The ability to restart pipelines and track the dependencies of each stage allows you to experiment with models faster.
For example, you can change the characteristics ('uncomment' the lines for calculating the characteristics in
featurization.py
). DVC will see these changes and restart the entire pipeline.
Saving data to a remote repository
DVC can work not only with local version storage. If you execute the
dvc push
command, the DVC will send the current version of the model and data to a pre-configured remote repository repository. If then your colleague makes the
git clone
your repository and performs
dvc pull
, he will receive the version of the data and models that is intended for this branch. The main thing is that everyone has access to this repository.

In this case, we simulate the “remote” storage in the temp / dvc folder. In approximately the same way, remote storage is created in the cloud. Commit this change so that it remains in the Git story. Now we can perform
dvc push
to send data to this storage, and your colleague simply
dvc pull
to receive them.
So , we examined three situations in which DVC and basic functionality are useful:
- Versioning data and models . If you do not need pipes and remote repositories, you can version the data for a specific project, working on the local machine. DVC allows you to quickly work with data in tens of gigabytes.

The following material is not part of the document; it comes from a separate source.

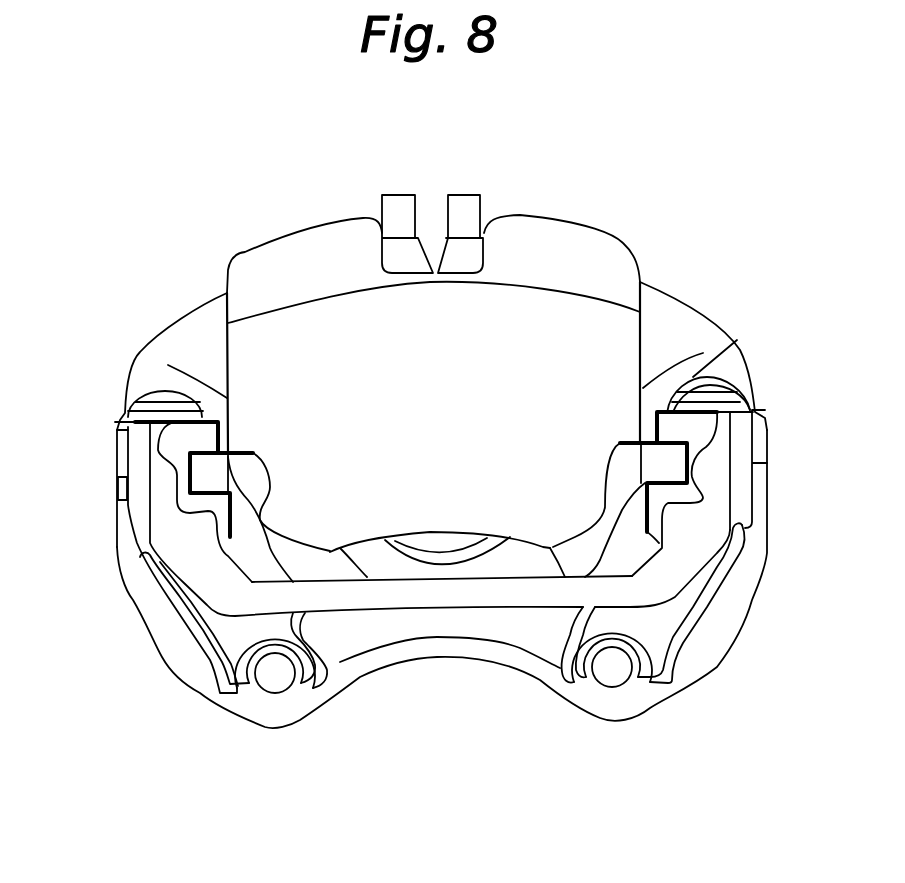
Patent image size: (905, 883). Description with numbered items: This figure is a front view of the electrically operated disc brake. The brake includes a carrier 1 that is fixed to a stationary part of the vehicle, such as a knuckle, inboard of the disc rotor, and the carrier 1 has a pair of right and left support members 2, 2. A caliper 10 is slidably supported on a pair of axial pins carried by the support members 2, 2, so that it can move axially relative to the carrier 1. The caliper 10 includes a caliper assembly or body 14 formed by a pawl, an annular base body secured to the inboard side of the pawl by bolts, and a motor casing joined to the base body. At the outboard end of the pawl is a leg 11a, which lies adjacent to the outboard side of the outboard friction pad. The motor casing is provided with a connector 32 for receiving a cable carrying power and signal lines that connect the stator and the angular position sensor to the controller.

- Exchange of data and models between teams . You can use cloud solutions to store data. This is a convenient option if you have a distributed team or there are restrictions on the size of files sent by mail. Also, this technique can be used in situations when you send each other a Notebook, but they do not start.
- Organization of team work inside a large server . The team can work with the local version of big data, for example, several tens or hundreds of gigabytes, so that you do not copy them back and forth, but use one remote storage that will send and save only critical versions of models or data.
Part 2
How to implement DVC in your projects?To ensure reproducibility of the project, certain requirements must be observed.
Here are the main ones:
- all pipelines are automated;
- control of launch parameters of each stage of calculations;
- version control of code, data and models;
- environmental control;
- documentation.
If all this is done, then the project is more likely to be reproducible. DVC allows you to fulfill the 3 first requirements in this list.
When trying to implement DVC in your company, you may encounter reluctance: “Why do we need this? We have a Jupyter Notebook. ” Perhaps some of your colleagues only work with Jupyter Notebook, and it is much more difficult for them to write such pipelines and code in the IDE. In this case, you can go through a step-by-step implementation.
- The easiest way to start is by versioning the code and models.
And then move on to automating the pipelines. - First automate the steps that often restart and change,
and then the whole pipeline.
If you have a new project and a couple of enthusiasts in a team, then it is better to use DVC right away. So, for example, it turned out in our team! When starting a new project, my colleagues supported me, and we started using DVC on our own. Then they began to share with other colleagues and teams. Someone picked up our undertaking. Today, DVC is not yet a generally accepted tool in our bank, but it is used in several projects.